Bewegungsmelder

von Lukas Hengl

Ich lebe in einem Wohnhaus in einer ruhigen Gasse Wiens. Am unteren Ende des Stiegenhauses ist ein Bewegungsmelder angebracht. Rot blinkend gibt er sich durch die verglaste Eingangstüre schon von weitem zu erkennen. Dort wacht er über das Haus. Ein Schritt zu nahe, es macht Klack, die zuvor rot blinkende Diode leuchtet kurz grün auf, und Sekundenbruchteile später schaltet sich eine Lampe über der Türe, die einer Notausgangsleuchte gleicht, ein.

Immer wieder erforsche ich jenen Millimeter zuviel, jenen „point of no return“, bei dem der Bewegungsmelder mich messerscharf und unbestechlich genau registriert. All meine Studien haben gezeigt, dass der Melder vollkommen fehlerlos arbeitet. Folglich gibt es für mich keine Möglichkeit, das Haus in Dunkelheit zu betreten oder zu verlassen, außer ich würde auf den Bewegungsmelder von weitem schießen.

Der kleine grün blinkende Kasten, der sich mittlerweile über mir befindet und kurz zuvor das Hof- und Ganglicht entfachte, ist das einzige, was mich je vollständig registriert hat: Ohne jegliche Selbstbefangenheit vermag dieses kleine feine Gerät mich vollkommen, zur Gänze zu erfassen. Unfehlbar erkennt es bewegte Materie und schaltet, über jeden Zweifel erhaben, das Licht an.

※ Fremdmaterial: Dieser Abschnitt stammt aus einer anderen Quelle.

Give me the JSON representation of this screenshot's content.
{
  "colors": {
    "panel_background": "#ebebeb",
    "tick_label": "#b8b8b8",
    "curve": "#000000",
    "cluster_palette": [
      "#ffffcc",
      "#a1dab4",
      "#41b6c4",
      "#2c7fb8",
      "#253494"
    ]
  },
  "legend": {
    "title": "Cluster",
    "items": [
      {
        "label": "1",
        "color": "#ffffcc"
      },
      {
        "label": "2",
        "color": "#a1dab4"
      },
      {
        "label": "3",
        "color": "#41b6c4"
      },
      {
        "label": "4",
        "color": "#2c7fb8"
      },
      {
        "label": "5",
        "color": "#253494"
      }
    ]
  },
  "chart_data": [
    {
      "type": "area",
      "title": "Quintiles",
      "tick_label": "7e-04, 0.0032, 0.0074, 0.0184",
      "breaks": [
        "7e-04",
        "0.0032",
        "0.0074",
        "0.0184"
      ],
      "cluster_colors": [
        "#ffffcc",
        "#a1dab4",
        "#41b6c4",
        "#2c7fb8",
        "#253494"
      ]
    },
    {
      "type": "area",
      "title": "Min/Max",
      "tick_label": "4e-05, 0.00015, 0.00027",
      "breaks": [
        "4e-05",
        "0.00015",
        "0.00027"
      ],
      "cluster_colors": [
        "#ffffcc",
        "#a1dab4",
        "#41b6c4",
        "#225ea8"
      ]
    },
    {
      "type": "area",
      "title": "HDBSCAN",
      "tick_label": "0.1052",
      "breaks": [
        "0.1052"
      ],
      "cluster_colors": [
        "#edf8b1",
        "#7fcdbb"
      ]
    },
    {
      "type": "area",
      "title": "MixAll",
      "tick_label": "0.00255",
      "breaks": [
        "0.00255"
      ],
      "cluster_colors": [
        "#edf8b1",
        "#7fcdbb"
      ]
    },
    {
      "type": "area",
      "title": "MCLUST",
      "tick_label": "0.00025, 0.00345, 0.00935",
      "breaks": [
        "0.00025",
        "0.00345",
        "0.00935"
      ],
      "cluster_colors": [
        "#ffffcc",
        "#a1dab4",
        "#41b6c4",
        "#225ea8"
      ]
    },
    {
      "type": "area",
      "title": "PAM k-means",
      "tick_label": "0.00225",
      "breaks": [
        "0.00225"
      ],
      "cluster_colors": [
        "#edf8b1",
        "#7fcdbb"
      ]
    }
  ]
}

Seit geraumer Zeit stehe ich nun im mittlerweile wieder pechschwarzen Flur und starre auf die rot blinkende Diode. Der Wiener Gangmief aus Schweinsbratensaft, Staub und kalten Wänden steigt mir in die Nase, meine Stirne ist schweißnass. Die kleinste Regung würde mich und das gesamte Stiegenhaus wieder in grelles Licht tauchen – ich widerstehe ihr. Angstvoll höre ich in den Hof hinein, selbst eine vorbeihuschende Katze könnte mich aus diesem sonderbaren Zustand, in den ich unversehens geraten bin, stoßen. Doch unter keinen Umständen möchte ich daraus befreit werden. Der Bewegungsmelder beobachtet mich indes mit dem eisernen Blick eines Zen-Meisters, sein Stock ist das Licht.

In mir beginnt sich etwas zu regen, eine Bewegung, die über den Kasten droben erhaben ist, die aber seine Präsenz provoziert. Schlagartig wird mir bewusst, dass all mein bisheriges, nach außen gerichtetes Streben nach Glück oder dem Fehlen von Unwohlsein, diese Innenschau verhindern sollte. Ich fühle mich verlassen, einsam, klein und nutzlos; das Schwert der Erkenntnis schneidet durch meinen Verstand, die große Blase der Vernunft zerspringt und lässt ein keuchendes, schweißgebadetes Tier zurück. Es macht Klack: eine alte Frau keucht gebückt und in sich vergraben, kurz nur aufblickend, in den Lift. Ich versuche diese Prüfung zu bestehen und verharre bewegungslos, bis es wieder dunkel wird. Zurück in der Schwärze fixiere ich erneut den rot blinkenden Blick des Meisters. Mittlerweile schaffe ich es nicht einmal mehr zu blinzeln, denn selbst das könnte der überaus akkurate Apparat erfassen. Wieder überkommt mich meine Einsamkeit und Irrelevanz.

Erst gefühlte Stunden später erkenne ich, dass die Konfrontation mit Problemen Lösungen aus ihnen macht, und beginne, mich in der Dunkelheit zu bewegen. Von nun an werde ich wieder selbst das Licht andrehen müssen.